Letters and photographs from the 1930s bring to life the long-distance courtship between the young and beautiful Anna Zabolotna (nicknamed Nusen’ka/Nusechka/Nusia) and the hard-working and industrious Wasyl Kuryliw (nicknamed Vasia). She was living in Ukraine; he had chosen to seek his fortune in Canada. Their correspondence stretched out over eight years, and led eventually to a strong, 65-year marriage.
It all began in 1928 when, at the age of 18, Wasyl left their home village of Potochyshche, near Horodenka, Ukraine, and boarded the ship The Empress of France, bound for Canada. At that time, although Anna and Wasyl were the same age, and lived within the same area, they knew each other only in passing. Anna and her family lived in town, providing her with greater educational opportunities. She attended gymnasium (high school) in Horodenka, and later a polytechnic school (university) in Lviv, which was in Poland at the time. Wasyl, on the other hand, had to pitch in and to help on the family farm; he only completed the equivalent of Grade 3 schooling. They would have met in town and possibly socialized at youth-related activities in the village, but the difference in their social status kept them from mingling in the same circle of friends. At that time, some felt that Wasyl was not the perfect match for Anna.
Wasyl was motivated to better his situation. He arrived in the New World with $5 in his pocket, a limited education, and a huge supply of optimism and zest for life. He first made his way to Saskatchewan to work as a contract farm labourer. However, the “promised land” soon became less promising. The Depression years were not easy for most Canadians and even less so for new immigrants. Wasyl was one of many young men who rode the rails across the prairies. At some point, he decided to travel back east, and for a time worked in lumber mills as a water boy for five cents a day near Fort William, Ontario. Fortunately, Wasyl was then hired in the early 1930s as a miner for Inco at the Creighton Mine in Sudbury, Ontario.

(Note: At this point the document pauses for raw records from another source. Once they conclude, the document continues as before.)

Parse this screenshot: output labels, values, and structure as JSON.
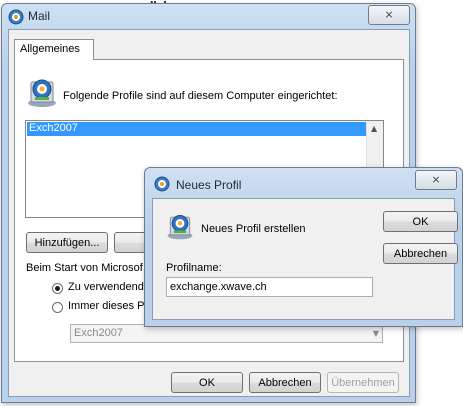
{
  "top_fragment": "„ , “",
  "mail_window": {
    "title": "Mail",
    "close_glyph": "⨯",
    "tab_label": "Allgemeines",
    "profiles_heading": "Folgende Profile sind auf diesem Computer eingerichtet:",
    "profiles": [
      "Exch2007"
    ],
    "add_button": "Hinzufügen...",
    "startup_label": "Beim Start von Microsof",
    "radio_ask": "Zu verwendende",
    "radio_always": "Immer dieses Pr",
    "default_profile": "Exch2007",
    "ok": "OK",
    "cancel": "Abbrechen",
    "apply": "Übernehmen"
  },
  "dialog": {
    "title": "Neues Profil",
    "close_glyph": "⨯",
    "heading": "Neues Profil erstellen",
    "name_label": "Profilname:",
    "name_value": "exchange.xwave.ch",
    "ok": "OK",
    "cancel": "Abbrechen"
  },
  "colors": {
    "selection": "#3399ff",
    "window_frame": "#b9d1ea"
  }
}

During those years Anna continued her high school studies in the town of Horodenka and was very active in the local folk art collective and sewing circle in Potochyshche. Sewing circles were first established in the 1920s by the Союз українок (Union of Ukrainian Women). The women worked closely with the Просвіта (Enlightenment), Рідна Школа (Native School), and Сільський господар (Farmer) societies that had been founded to improve lives in the rural communities.